Côté éligibilité : pour « gagner des classes DPE à Saint-Gilles », un ménage très modeste mobilise jusqu'à 32 000 €, un ménage modeste 24 000 €, un ménage intermédiaire 18 000 € et un ménage aux revenus supérieurs 4 000 € sur l'assiette de 40 000 € HT. À deux classes gagnées, l'assiette redescend à 30 000 € HT et les montants suivent dans la même proportion.
Le reste à charge se finance, il ne se paie pas nécessairement au comptant : sur le cas type à Saint-Gilles, le reste à charge d'un ménage très modeste ressort à 6 000 € après aide ANAH et prise en charge de l'accompagnement. Étalé sur quinze ans en éco-prêt à taux zéro, cela représente de l'ordre de 35 € par mois, à comparer aux 1 530 € d'économie annuelle attendue sur la facture d'énergie.
Le gain se calcule, il ne s'annonce pas : un scénario de gain de classes, de deux à quatre traite 30 à 70 % du besoin. Appliqué au cas de référence à Saint-Gilles, en zone H2a, cela ramène 7 745 à 18 073 kWh par an, valorisés 832 € à 1 941 € au tarif conventionnel 2026.
Quatre barèmes, quatre plans de financement à Saint-Gilles : 32 000 € (bleu), 24 000 € (jaune), 18 000 € (violet) et 4 000 € (rose) sur 40 000 € HT. Le chiffrage de un scénario de gain de classes, de deux à quatre ne prend son sens qu'une fois cette catégorie déterminée.
Le taux de TVA n'est pas un détail sur ce type de chantier : à 5,5 %, un scénario de gain de classes, de deux à quatre facturé 66 000 € TTC à Saint-Gilles supporte 3 441 € de taxe. Une facturation à 20 % par erreur renchérit le projet de plusieurs milliers d'euros et se rattrape mal après coup.
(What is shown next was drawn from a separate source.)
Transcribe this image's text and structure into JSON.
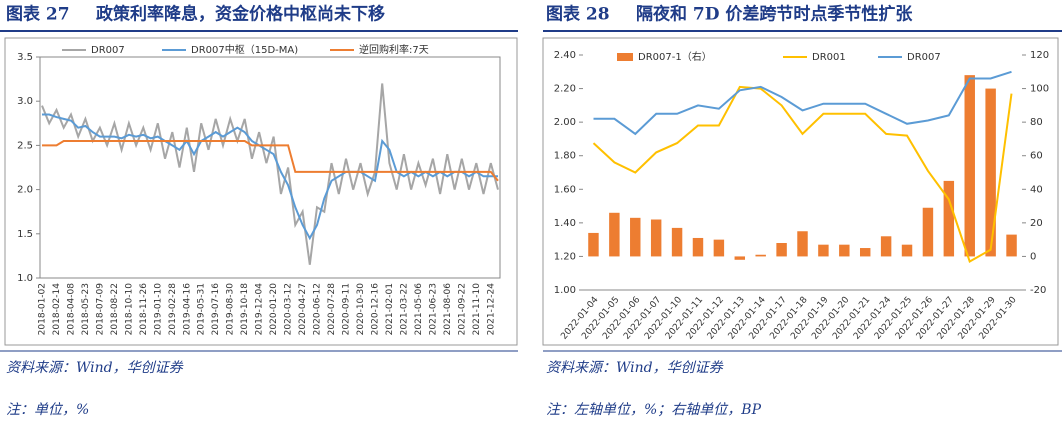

La séquence prime sur la vitesse : un scénario de gain de classes, de deux à quatre occupe un auditeur énergétique qualifié durant six à dix mois du diagnostic à la réception à Saint-Gilles. Son positionnement dans le calendrier — après l'audit, avant la mise en service — conditionne la qualité des interfaces entre lots bien plus que le choix de l'entreprise.
Le climat entre dans le calcul réglementaire : la zone H2a applicable à Saint-Gilles correspond à une base de 225 kWh/m²/an. Plus cette base est élevée, plus un scénario de gain de classes, de deux à quatre rentabilise vite son surcoût, à performance identique.
Structure du parc de Saint-Gilles : 64 % de maisons individuelles, soit environ 1 466 logements sur 2 309 résidences principales. C'est cette proportion qui détermine, pour un scénario de gain de classes, de deux à quatre, le poids réel de l'atteinte du seuil de classe, qui se joue parfois à quelques kWh dans les projets déposés.
Exigence opposable à Saint-Gilles : un calcul 3CL-DPE avant et après travaux par le même opérateur. Elle doit figurer sur le devis initial, pas seulement sur la facture. Un dossier de un scénario de gain de classes, de deux à quatre qui en fait l'économie s'expose à un refus de prise en charge, l'aide comme le CEE s'appuyant sur ce critère.